Jepang, sebagai negara sangat maju di Asia dengan populasi mencapai 124 juta jiwa, sedang mengalami penurunan jumlah penduduk muda secara bertahap. Meski sektor ekuitas, properti, anime, dan pariwisata berkembang pesat, minat publik yang terfragmentasi membuat generasi muda kurang termotivasi untuk berpartisipasi di dunia kripto—sehingga mayoritas pelaku kripto berasal dari kalangan usia paruh baya.
Namun, didorong oleh eksposur global dan meningkatnya popularitas kripto, tingkat partisipasi aset kripto di Jepang terus bertumbuh. Hingga Mei 2025, baik jumlah pengguna maupun total volume perdagangan sudah mencapai rekor tertinggi.

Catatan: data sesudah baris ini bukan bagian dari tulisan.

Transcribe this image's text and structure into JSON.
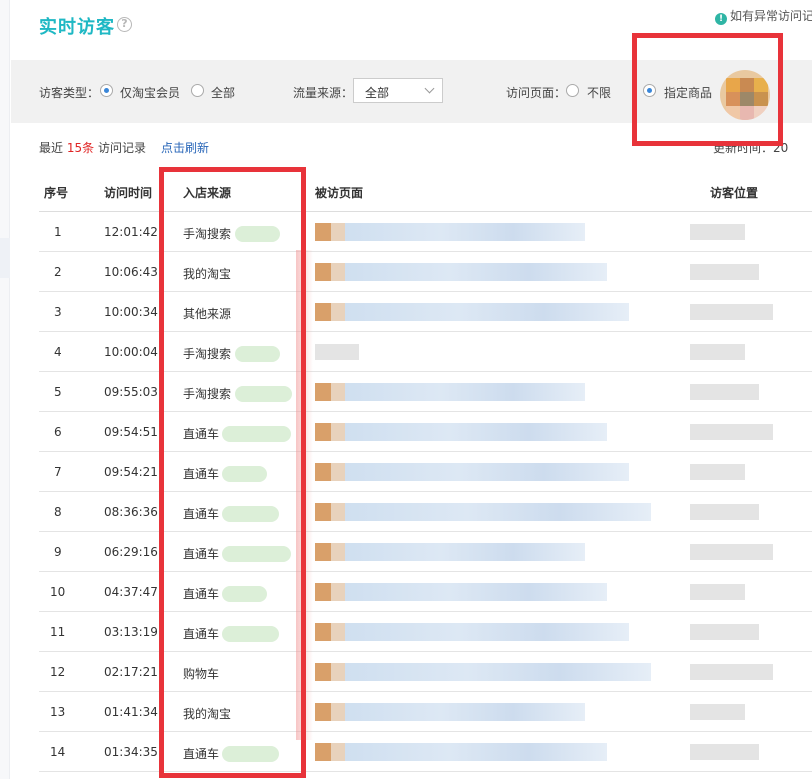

Karakteristik utama: Terdapat 12,41 juta pengguna, didominasi kelas menengah usia 30–40 tahun. Sebagian besar merupakan investor yang fokus pada pengelolaan kekayaan dan investasi jangka panjang, bukan spekulan murni. Penghasilan tahunan sebagian besar di bawah 7 juta yen (sekitar 320.000 RMB). Akibat tingginya tarif pajak atas keuntungan kripto di Jepang, sebagian besar pengguna lebih memilih menahan aset daripada menjual—menunggu penerapan kebijakan pengurangan pajak pada 2026.
Pada 2022, total volume perdagangan spot di seluruh bursa berlisensi Jepang tercatat hanya 1 triliun yen (sekitar $6,8 miliar). Pada 2023, angka itu naik menjadi 1,13 triliun yen ($7,6 miliar), tumbuh 13% secara tahunan.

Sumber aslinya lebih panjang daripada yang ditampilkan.